The default configuration does sender checks in the recipient ACL. These checks include:
- Optionally, verify that the sender address has a domain to which email can be routed;
- Optionally, verify that the sender’s address can receive mail; and
- Optionally, verify that the sender address is permitted by SPF.
Due to information forgery by legitimate organizations, several checks are difficult to use without whitelists. Some of these are conditionally being tested using the freeze control. This causes the email to be held in the delivery queue if it is accepted. These rules, which may initially require significant administration time, include:
- The HELO identity does not have a valid domain at the second level (example.com rather than com).
- The sender address has a domain part to which email can not be routed.
- The sender is not permitted by SPF policy.
Recipient checks
The 30_local-config_check-rcpt file contains local additions to the ACL for the Recipient command. The recipient command is issued once for each recipient. Our ACL is included in the existing ACL just before accepting the current recipient. This mechanism is designed to provide local checks to be easily added to either configuration setup. Other than the delays, the checks in the prior ACLs could be implemented here. The same mechanism is used for the data command.
The following rules are implemented:
- Accept signed return path addresses when the sender is either empty or the targeted recipient. Other senders are handled by normal checks. Signing return paths has been described in another post;
- Flags bogus notifications for handling in the Data ACL. This requires callouts to work;
- Deny the recipient if the server is listed in the Spamhaus blacklist;
- Accept the message if is a notification; and
- Greylist the message if the server looks bogus. (Server fails rDSN and HELO validations and is not whitelisted. This could be more aggressive and greylist if either validation fails.) Greylisting is implemented using the MySQL method described on a variety of sites.
The checks applied to this point eliminate over 90% of our SPAM load. This occurs with little overhead and requires only a few DNS lookups. The DNS lookups end up locally cached for use by the Spam filter when the Data ACL is run.
DATA checks
The 40_local-config_check-data file local additions to the ACL for the DATA command. The data ACL is the last chance to reject SPAM. The following rules are implemented.
- Reject messages flagged as a bogus notification in the recipient ACL;
- Scan the message for malware and freeze if any is found;
- Accept messages from local senders and senders using the Submission protocol; and
- Invoke Spamassassin to check the message content for Spam.
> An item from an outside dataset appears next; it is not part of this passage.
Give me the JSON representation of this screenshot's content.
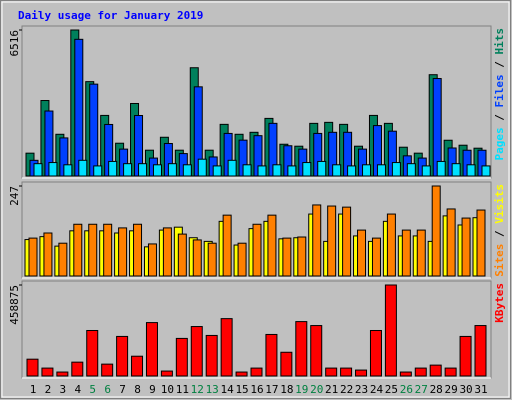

To feed our database, we scan all Internet messages. Otherwise, we would skip the Spamassassin based on whitelists and other criteria. Once we have gotten a spam score from Spamassassin we run several rules. These include:
- Add a spam status header to the message;
- Accept the message if it is ham (Lowest spam scores.);
- Reject all spam from postmasters and mailer-daemons;
- Reject all Spam that exceeds a high limit; and
- Flag Spam in the subject header if we are going to accept it.
Notes
When testing new rules I use two techniques to prevent loss of email. During testing, I use two techniques. With both these techniques, I add hosts to a whitelist or a blacklist as appropriate. The techniques I use are:
- Defer rather than deny the message.
- Use
control = freeze
to prevent final delivery if the email is eventually accepted.
The logcheck
program checks Exim’s mainlog
file and reports lines of interest. Normal messages are excluded from the report, so only lines of interest are reported. All messages which are frozen or deferred are reported. This allows for timely follow-up.
My experience has shown that servers for legitimate bulk and automated email are often poorly configured. This prevents applying some rules I would prefer to implement. I do attempt to notify some operators, but in some cases, their configuration is so poor it is nearly impossible. (Thomas Cook Travel this means you, among others.)